SINGAPORE: It has the head of a lion and the body of a fish and many tourists make it a note to visit the Merlion for a must-have holiday snapshot.
Tourists Channel NewsAsia spoke with described the creature as a "Singapore icon" and a guardian to the island-state, but few knew of its origins.
An 8.6m Merlion at Merlion Park. (Photo: Yeo Kai Ting)
The Merlion was first created in 1964 as an emblem for the then-Singapore Tourist Promotion Board, and served as the board's corporate logo from 1966 to 1997.
"It was a rather unique period in Singapore's history,” said Professor Gemma Calvert from the Institute on Asian Consumer Insight at Nanyang Technological University’s Nanyang Business School. “When the Merlion was introduced in logos in 1964, Singapore had recently ceased being a British colony and it was in sort of a political limbo.
“So, the Merlion is actually a kind of symbol. In this particular case, it kind of captures the roots of Singapore's underpinnings as a fishing village and a seaport with the fish, of course, and embodies the cultural values of Singapore's people - hard-working, thrifty, down-to-earth and so forth - and yet combines it with sort of chimera with the lion, which of course we all know signifies courage and bravery, and leaping into the future."
The original Merlion design was by Fraser Brunner, who was also curator of the Van Kleef Aquarium.
The original Merlion design of 1964 by Alec Fraser-Brunner
According to the Singapore Tourism Board, the design reflects the legend of Sang Nila Utama - a mythical tale of a Malay prince who sailed across the seas and discovered a fishing island called "Temasek", meaning "sea town" in Old Javanese.
After arriving on the island, he was confronted by a majestic creature which appeared to be a lion. That was why he decided to name the island settlement "Singapura" which means "Lion City".

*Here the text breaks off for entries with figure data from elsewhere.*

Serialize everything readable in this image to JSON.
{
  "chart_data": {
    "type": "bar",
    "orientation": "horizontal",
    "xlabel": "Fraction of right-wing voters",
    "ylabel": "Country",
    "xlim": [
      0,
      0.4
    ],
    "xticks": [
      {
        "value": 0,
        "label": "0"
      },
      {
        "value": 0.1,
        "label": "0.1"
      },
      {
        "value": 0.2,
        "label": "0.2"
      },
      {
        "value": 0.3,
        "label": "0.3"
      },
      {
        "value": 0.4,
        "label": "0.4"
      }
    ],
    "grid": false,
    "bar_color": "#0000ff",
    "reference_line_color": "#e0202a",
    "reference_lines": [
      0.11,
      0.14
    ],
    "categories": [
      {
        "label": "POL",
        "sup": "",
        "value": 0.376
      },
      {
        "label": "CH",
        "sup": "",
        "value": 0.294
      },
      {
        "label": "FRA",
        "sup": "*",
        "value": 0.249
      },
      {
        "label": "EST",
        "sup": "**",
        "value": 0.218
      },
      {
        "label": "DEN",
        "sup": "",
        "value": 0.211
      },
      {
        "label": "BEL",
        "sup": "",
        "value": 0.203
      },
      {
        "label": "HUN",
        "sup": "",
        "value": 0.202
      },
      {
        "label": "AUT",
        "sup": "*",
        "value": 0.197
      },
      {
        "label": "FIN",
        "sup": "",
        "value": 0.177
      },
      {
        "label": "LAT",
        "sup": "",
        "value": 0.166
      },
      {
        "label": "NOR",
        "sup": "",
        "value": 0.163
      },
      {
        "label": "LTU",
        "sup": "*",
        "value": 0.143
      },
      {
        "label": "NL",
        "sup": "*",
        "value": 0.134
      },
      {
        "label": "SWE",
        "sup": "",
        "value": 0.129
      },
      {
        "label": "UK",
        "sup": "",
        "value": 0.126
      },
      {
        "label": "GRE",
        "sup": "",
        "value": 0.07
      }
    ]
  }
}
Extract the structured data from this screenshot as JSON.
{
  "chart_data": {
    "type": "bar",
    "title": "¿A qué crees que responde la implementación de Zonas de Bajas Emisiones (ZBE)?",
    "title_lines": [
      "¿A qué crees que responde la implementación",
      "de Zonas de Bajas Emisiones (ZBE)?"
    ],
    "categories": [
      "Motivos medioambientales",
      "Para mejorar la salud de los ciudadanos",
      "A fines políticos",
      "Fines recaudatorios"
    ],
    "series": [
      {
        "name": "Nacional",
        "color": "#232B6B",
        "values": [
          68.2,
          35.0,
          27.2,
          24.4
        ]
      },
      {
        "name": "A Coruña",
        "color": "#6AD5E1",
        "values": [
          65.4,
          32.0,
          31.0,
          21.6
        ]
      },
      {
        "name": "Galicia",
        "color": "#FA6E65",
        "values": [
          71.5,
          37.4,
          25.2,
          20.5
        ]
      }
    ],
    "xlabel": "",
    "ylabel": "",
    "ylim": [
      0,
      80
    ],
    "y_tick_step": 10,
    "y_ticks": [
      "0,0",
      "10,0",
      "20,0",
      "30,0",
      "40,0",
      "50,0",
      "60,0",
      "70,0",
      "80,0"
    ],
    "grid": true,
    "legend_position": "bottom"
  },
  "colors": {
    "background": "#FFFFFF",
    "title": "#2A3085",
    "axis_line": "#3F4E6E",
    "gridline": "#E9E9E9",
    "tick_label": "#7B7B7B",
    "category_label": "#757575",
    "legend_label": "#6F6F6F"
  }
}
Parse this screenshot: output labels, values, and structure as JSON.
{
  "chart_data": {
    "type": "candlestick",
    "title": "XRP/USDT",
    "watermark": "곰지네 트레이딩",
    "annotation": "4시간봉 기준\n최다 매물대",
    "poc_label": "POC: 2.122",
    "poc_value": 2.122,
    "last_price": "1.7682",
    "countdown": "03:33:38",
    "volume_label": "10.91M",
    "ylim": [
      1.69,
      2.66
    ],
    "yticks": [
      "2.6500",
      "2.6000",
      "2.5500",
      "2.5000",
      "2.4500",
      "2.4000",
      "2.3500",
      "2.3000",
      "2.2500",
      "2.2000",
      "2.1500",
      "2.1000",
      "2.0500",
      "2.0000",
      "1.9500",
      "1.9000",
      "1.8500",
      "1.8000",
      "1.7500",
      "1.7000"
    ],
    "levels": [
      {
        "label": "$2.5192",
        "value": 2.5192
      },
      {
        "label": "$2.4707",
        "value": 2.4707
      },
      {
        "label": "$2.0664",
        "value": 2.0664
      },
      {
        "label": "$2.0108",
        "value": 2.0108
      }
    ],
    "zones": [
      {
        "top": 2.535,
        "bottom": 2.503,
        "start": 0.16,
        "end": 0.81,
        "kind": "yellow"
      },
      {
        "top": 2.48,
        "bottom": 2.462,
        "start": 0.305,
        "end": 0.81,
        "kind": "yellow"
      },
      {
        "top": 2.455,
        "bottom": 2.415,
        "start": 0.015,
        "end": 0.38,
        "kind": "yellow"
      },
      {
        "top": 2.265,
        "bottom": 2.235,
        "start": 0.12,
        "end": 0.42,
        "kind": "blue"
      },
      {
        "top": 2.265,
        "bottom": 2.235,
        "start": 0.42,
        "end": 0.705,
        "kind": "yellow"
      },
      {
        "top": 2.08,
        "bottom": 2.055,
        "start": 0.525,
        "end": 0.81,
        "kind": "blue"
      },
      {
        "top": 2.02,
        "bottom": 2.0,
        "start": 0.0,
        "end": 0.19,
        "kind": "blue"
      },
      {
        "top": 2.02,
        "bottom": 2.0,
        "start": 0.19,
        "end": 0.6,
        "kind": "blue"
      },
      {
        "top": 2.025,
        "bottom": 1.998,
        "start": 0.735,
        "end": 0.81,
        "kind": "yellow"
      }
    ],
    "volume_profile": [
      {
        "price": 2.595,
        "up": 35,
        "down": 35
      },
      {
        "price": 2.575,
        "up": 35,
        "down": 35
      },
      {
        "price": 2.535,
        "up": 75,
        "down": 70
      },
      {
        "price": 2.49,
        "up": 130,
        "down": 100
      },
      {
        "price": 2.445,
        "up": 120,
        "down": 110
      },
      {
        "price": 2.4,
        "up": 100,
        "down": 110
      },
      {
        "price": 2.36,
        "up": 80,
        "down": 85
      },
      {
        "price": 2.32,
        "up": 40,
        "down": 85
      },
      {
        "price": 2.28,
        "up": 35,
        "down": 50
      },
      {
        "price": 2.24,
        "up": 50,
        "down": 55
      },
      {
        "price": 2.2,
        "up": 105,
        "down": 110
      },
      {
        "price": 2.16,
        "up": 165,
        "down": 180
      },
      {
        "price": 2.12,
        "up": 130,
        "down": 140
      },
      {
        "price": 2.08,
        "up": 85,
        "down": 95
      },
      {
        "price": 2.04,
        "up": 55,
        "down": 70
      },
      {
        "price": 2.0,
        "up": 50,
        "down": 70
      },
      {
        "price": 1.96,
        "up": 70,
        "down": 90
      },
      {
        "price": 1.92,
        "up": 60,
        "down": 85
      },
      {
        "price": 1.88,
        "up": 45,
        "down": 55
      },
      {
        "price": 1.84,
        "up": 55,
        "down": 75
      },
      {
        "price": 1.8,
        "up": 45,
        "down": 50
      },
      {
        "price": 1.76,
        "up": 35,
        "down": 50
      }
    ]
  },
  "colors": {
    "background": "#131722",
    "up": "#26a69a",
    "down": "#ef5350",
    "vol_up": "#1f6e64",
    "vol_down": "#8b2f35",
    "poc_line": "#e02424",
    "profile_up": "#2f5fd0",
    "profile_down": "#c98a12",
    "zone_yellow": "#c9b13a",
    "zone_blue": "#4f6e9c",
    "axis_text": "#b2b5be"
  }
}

"The head, the face was reflective of the lion-like creature that he saw when he landed here and the tail is to symbolize our humble origins as a fishing village," said Ms Serene Tan, director of Lifestyle Precincts Development at the Singapore Tourism Board.
Following its introduction, the Merlion became so popular that two statues - one measuring 8.6 metres high and weighing 70 tons, and another smaller one of about 2 metres and tipping the scales at 3 tonnes – were sculpted by the late Lim Nang Seng. The statues were based on a blueprint by artist Kwan Sai Kheong and were installed at the mouth of the Singapore River in 1972.
The smaller Merlion at Merlion Park. (Photo: Xabryna Kek)
This installation was officiated by Singapore's late founding Prime Minister Lee Kuan Yew.
However, the completion of the Esplanade Bridge in 1997 meant that the 8.6 metre statue could no longer be viewed clearly from the waterfront. In 2002, both the main statue and the little one were relocated 120 metres away to Merlion Park.
A tile from the original Merlion. (Photo: Yeo Kai Ting)
These are not the only Merlion statues in Singapore. One has been looming over Sentosa from 1996. Standing at 37 metres tall, abseilers are specially hired to give the Sentosa Merlion a good scrub annually.
There are four other Merlion statues authorised by the Singapore Tourism Board. One is at Mount Faber’s Faber Point.
Mount Faber's Merlion. (Photo: Yeo Kai Ting)
Another two are hidden in Ang Mo Kio-Bishan, near Block 220, while there is also one at Tourism Court. The Merlion has also made its way overseas to Indonesia, China and as far as the United States.
"Singapore Tourism Board is indeed the custodian of the use of the Merlion emblem. You just apply for it online through our corporate website,” said Ms Tan. “The use of the Merlion is free of charge."
Rolls-Royce stitching the Merlion motif on a car's headrest. (Photo: Rolls-Royce)
In recent years, other iconic structures such as the Marina Bay Sands and Gardens by the Bay have been used as symbols of Singapore. However Ms Tan said the Merlion is an "enduring icon".
“We know that today, one in five visitors will go to the Merlion Park when they are in Singapore. And I think what's heartening also is that a lot of local designers in recent years have been very inspired by the Merlion," she said.
"So what has come out of it is that we've seen chic and unique products such as ice cube trays, such as porcelain plates, such as cushion covers and so on. This has helped to sustain the interest in the Merlion, not just amongst tourists but also amongst the locals."
"In a sense, I think that Marina Bay Sands which is so iconic in the skyline is actually the logical transformation of the values that the Merlion represents,” added Prof Calvert. “Because there you have something exactly analogous, not rivalrous, because it's signifying the historical roots in the sea and yet it takes a lot of courage really to build an architectural structure like that, so I think it's very complementary with the principles of the Merlion. It actually signifies, and perhaps it's time to give the Merlion a renewed vigour."